The relevant statute of limitations rules out claims related to activities before a date in 2014, and Trump's legal team has argued that the time limit cuts off most of the case.
Engoron ruled last week that all the claims were allowable under the statute of limitations. He said Tuesday that the trial isn't “an opportunity to relitigate what I have already decided” and that at the trial's early stage, he's inclined to give both sides considerable leeway to connect older evidence to claims in the lawsuit.
Accountant Donald Bender continued testifying about his years preparing Trump's financial statements from figures that Trump's company supplied.
In some years, the Trump Organization failed to provide all documents necessary for producing the statements, despite attesting in letters to the account firm that it had provided all financial records and hadn't “knowingly withheld” relevant data.
“They were not giving all of the documents that we needed,” Bender testified, explaining that “there were certain appraisals out there for a number of years that we had never seen.”
In cross-examining Bender, lawyer Jesus M. Suarez spoke in sweeping superlatives about Trump while questioning the accountant about the magnitude of working “for the 45th president of the United States, possibly even the 47th president of the United States.”
A lawyer for the state drew laughter in the courtroom when he objected to the question, citing relevance.
As for the gag order, without naming Trump, Engoron said that a defendant in the case “posted to a social media account a disparaging, untrue and personally identifying post about a member of my staff.” He added that “personal attacks on members of my court staff are unacceptable, not appropriate, and I will not tolerate them.”
Trump had already deleted the post. Engoron said he ordered it gone.
Trump also commented on the clerk's role with the judge on Monday, saying that she “should not be allowed to be in his ear on every single question” and “hates Trump.”
The gag order came after Trump and lawyers for both sides repeatedly went into court behind closed doors during Tuesday's lunch break. They had another private discussion after testimony ended, with journalists and others shooed again from the courtroom.
Trump emerged saying that he'd be back Wednesday.
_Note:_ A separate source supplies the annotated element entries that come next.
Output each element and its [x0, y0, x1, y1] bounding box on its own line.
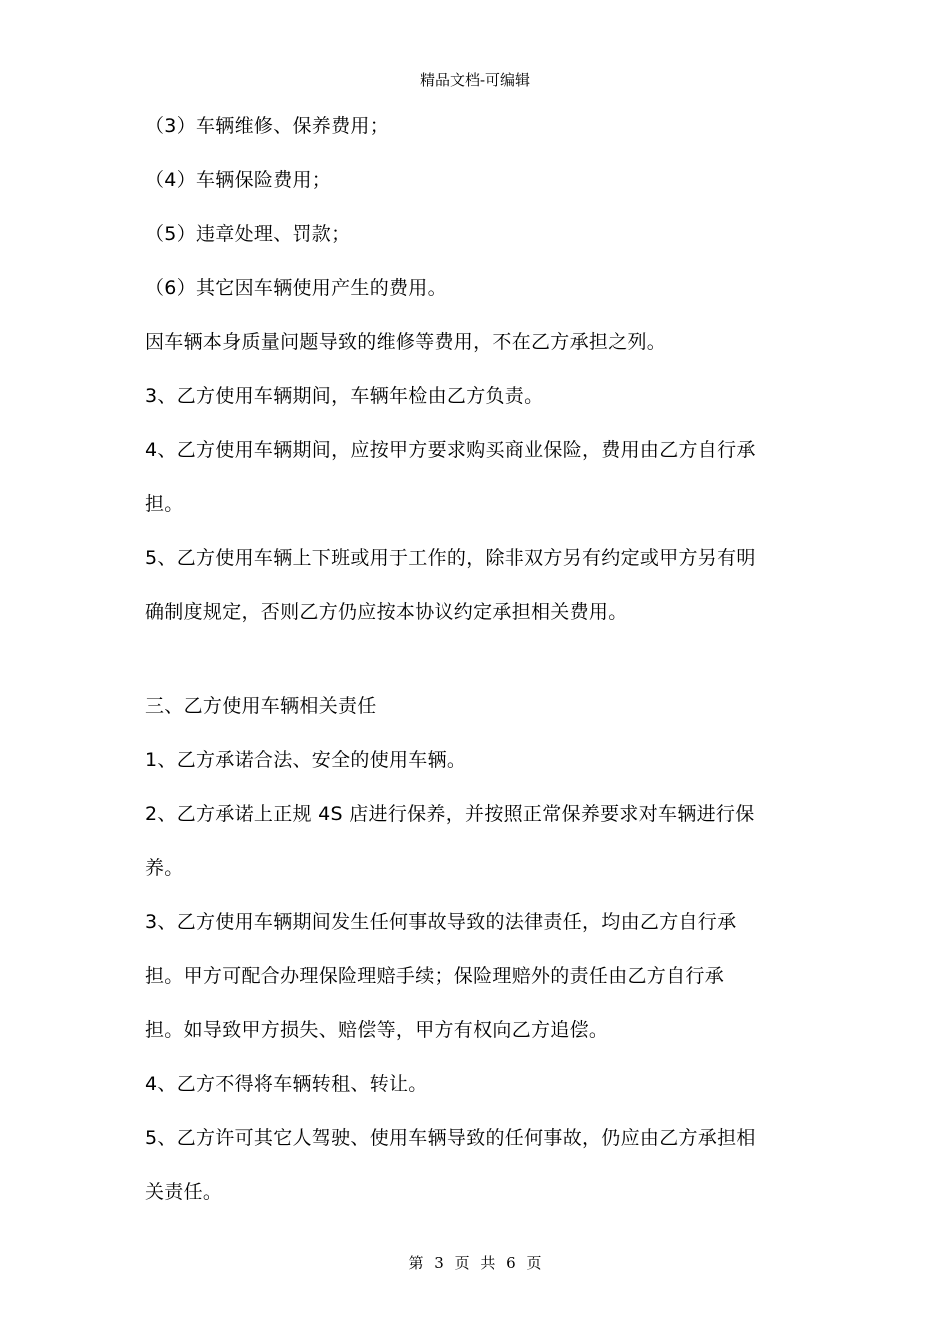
paragraph-line: 4、乙方不得将车辆转租、转让。 — [145, 1073, 428, 1095]
list-item: （3）车辆维修、保养费用； — [145, 115, 389, 137]
paragraph-line: 关责任。 — [145, 1181, 223, 1203]
list-item: （5）违章处理、罚款； — [145, 223, 351, 245]
page-number: 第 3 页 共 6 页 — [408, 1254, 542, 1272]
paragraph-line: 4、乙方使用车辆期间，应按甲方要求购买商业保险，费用由乙方自行承 — [145, 439, 756, 461]
paragraph-line: 担。甲方可配合办理保险理赔手续；保险理赔外的责任由乙方自行承 — [145, 965, 725, 987]
paragraph-line: 5、乙方许可其它人驾驶、使用车辆导致的任何事故，仍应由乙方承担相 — [145, 1127, 756, 1149]
paragraph-line: 因车辆本身质量问题导致的维修等费用，不在乙方承担之列。 — [145, 331, 667, 353]
page-header: 精品文档-可编辑 — [419, 71, 531, 89]
list-item: （4）车辆保险费用； — [145, 169, 332, 191]
paragraph-line: 担。如导致甲方损失、赔偿等，甲方有权向乙方追偿。 — [145, 1019, 609, 1041]
paragraph-line: 2、乙方承诺上正规 4S 店进行保养，并按照正常保养要求对车辆进行保 — [145, 803, 755, 825]
paragraph-line: 养。 — [145, 857, 184, 879]
paragraph-line: 5、乙方使用车辆上下班或用于工作的，除非双方另有约定或甲方另有明 — [145, 547, 756, 569]
paragraph-line: 担。 — [145, 493, 184, 515]
list-item: （6）其它因车辆使用产生的费用。 — [145, 277, 447, 299]
paragraph-line: 1、乙方承诺合法、安全的使用车辆。 — [145, 749, 467, 771]
paragraph-line: 3、乙方使用车辆期间发生任何事故导致的法律责任，均由乙方自行承 — [145, 911, 737, 933]
section-heading: 三、乙方使用车辆相关责任 — [145, 695, 377, 717]
paragraph-line: 确制度规定，否则乙方仍应按本协议约定承担相关费用。 — [145, 601, 628, 623]
paragraph-line: 3、乙方使用车辆期间，车辆年检由乙方负责。 — [145, 385, 544, 407]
Earlier, he reiterated key points of his defense, including that the financial statements bore disclaimers saying that they weren't audited and that others “might reach different conclusions” about his financial position if they had more information.
“This case is a scam. It can't be fraud when you've told institutions to do their own work,” Trump said Tuesday.
Trump plans to testify later in the trial, but he doesn't have to attend it now. While grumbling that he'd rather be on the campaign trail, the Republican former president and 2024 GOP front-runner has used the waiting cameras in a courthouse hallway as a microphone for political messaging.
James scored an early victory when Engoron, a Democrat, ruled last week that Trump committed fraud by exaggerating the size of his penthouse at Trump Tower, claiming his Mar-a-Lago club in Florida was worth as much as $739 million and putting similar oversized valuations on office towers, golf courses and other assets.
The non-jury trial concerns six remaining claims in the lawsuit and how much Trump might owe in penalties. James is seeking $250 million and a ban on Trump doing business in New York. The judge has already ruled that some of Trump's companies should be dissolved as punishment.
Trump's lawyers said the financial statements were legitimate representations of the worth of unique luxury properties, made even more valuable because of their association with Trump.
The trial is expected to last into December.